Drones as crime-fighting tool need some restrictions

Before letting the drones take to the air, it is important to put policies in place to ensure that privacy rights are not violated.


Technology plays an important role in fighting crime.

Everything from stun guns to bullet-proof jackets to GPS tracking have given law enforcement an edge.

But technology, if used inappropriately, can result in police violating constitutional rights.

GPS technology has been the subject of concern for several years now. A few cases have gone to court and the limits are being established on how far law enforcement can go to track a subject. The use of GPS has been limited by judges.

Yet, technology moves much faster than the court system. And that has made Seattle a new battleground for concerns about police usurping civil rights.

Seattle is one of the first police departments in the nation to receive permission from the federal government to start using drone aircraft.

Aerial drones can be as small as a hummingbird or as large as the combat Predators and Reapers being used by the U.S. military in Iraq and Afghanistan.

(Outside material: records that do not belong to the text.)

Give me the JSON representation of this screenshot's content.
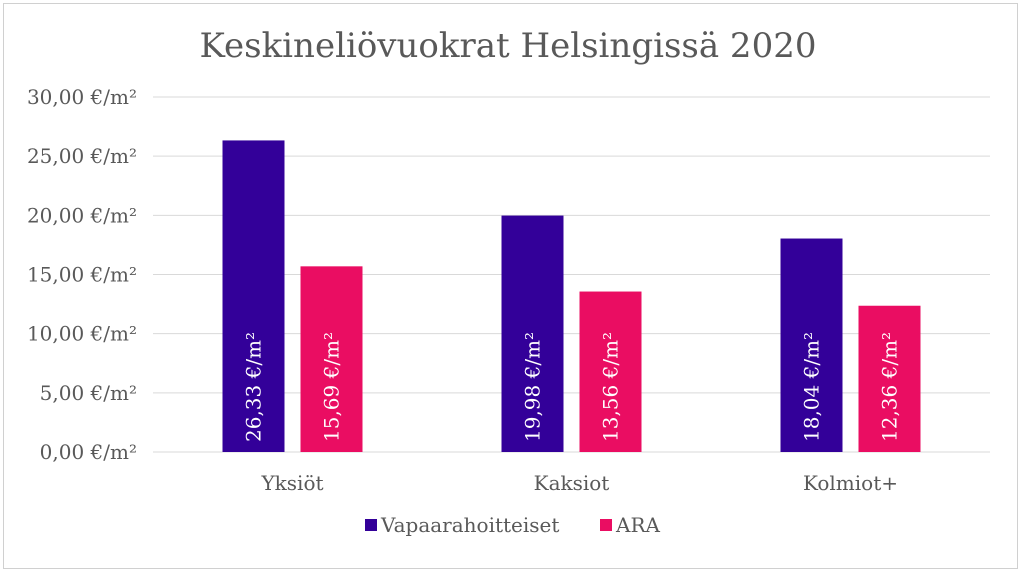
{
  "chart_data": {
    "type": "bar",
    "title": "Keskineliövuokrat Helsingissä 2020",
    "categories": [
      "Yksiöt",
      "Kaksiot",
      "Kolmiot+"
    ],
    "series": [
      {
        "name": "Vapaarahoitteiset",
        "color": "#330099",
        "values": [
          26.33,
          19.98,
          18.04
        ],
        "labels": [
          "26,33 €/m²",
          "19,98 €/m²",
          "18,04 €/m²"
        ]
      },
      {
        "name": "ARA",
        "color": "#EA0D62",
        "values": [
          15.69,
          13.56,
          12.36
        ],
        "labels": [
          "15,69 €/m²",
          "13,56 €/m²",
          "12,36 €/m²"
        ]
      }
    ],
    "yticks": [
      0,
      5,
      10,
      15,
      20,
      25,
      30
    ],
    "ytick_labels": [
      "0,00 €/m²",
      "5,00 €/m²",
      "10,00 €/m²",
      "15,00 €/m²",
      "20,00 €/m²",
      "25,00 €/m²",
      "30,00 €/m²"
    ],
    "ylim": [
      0,
      30
    ],
    "grid": true,
    "legend_position": "bottom",
    "xlabel": "",
    "ylabel": ""
  }
}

Seattle police are considering drones far smaller than a combat plane. It is looking at using a mini-helicopter -- the Draganflyer XG -- in its efforts to fight crime and keep the public safe. The Draganflyer carries cameras that can take still pictures, videos and infrared shots and it's operated with a hand-held controller.

The Federal Aviation Administration, the agency that approved the use of drones, has some restrictions, but those are mostly about safety. It, for example, prohibits flights over large crowds.

But there is no FAA rule against using the mini-helicopter to take photos through the windows of a high-rise apartment complex on the prowl for some illegal activity.

The American Civil Liberties Union is concerned about possible abuses after it reviewed existing laws and policies. It determined they were inadequate to safeguard citizen privacy.

While the ACLU has a tendency to overreact at times, in this case its concerns are well founded.

And its suggestion to city officials in Seattle is equally sound. The ACLU has urged officials to craft strict and clear policies on what kind of information can be collected and how it can be used.

If the use of drones works well in Seattle -- it curbs crime while not violating civil rights -- it is likely police departments in cities such as Walla Walla might use them. Then the restrictions could be used as a model in those cities to ensure the right to privacy is maintained.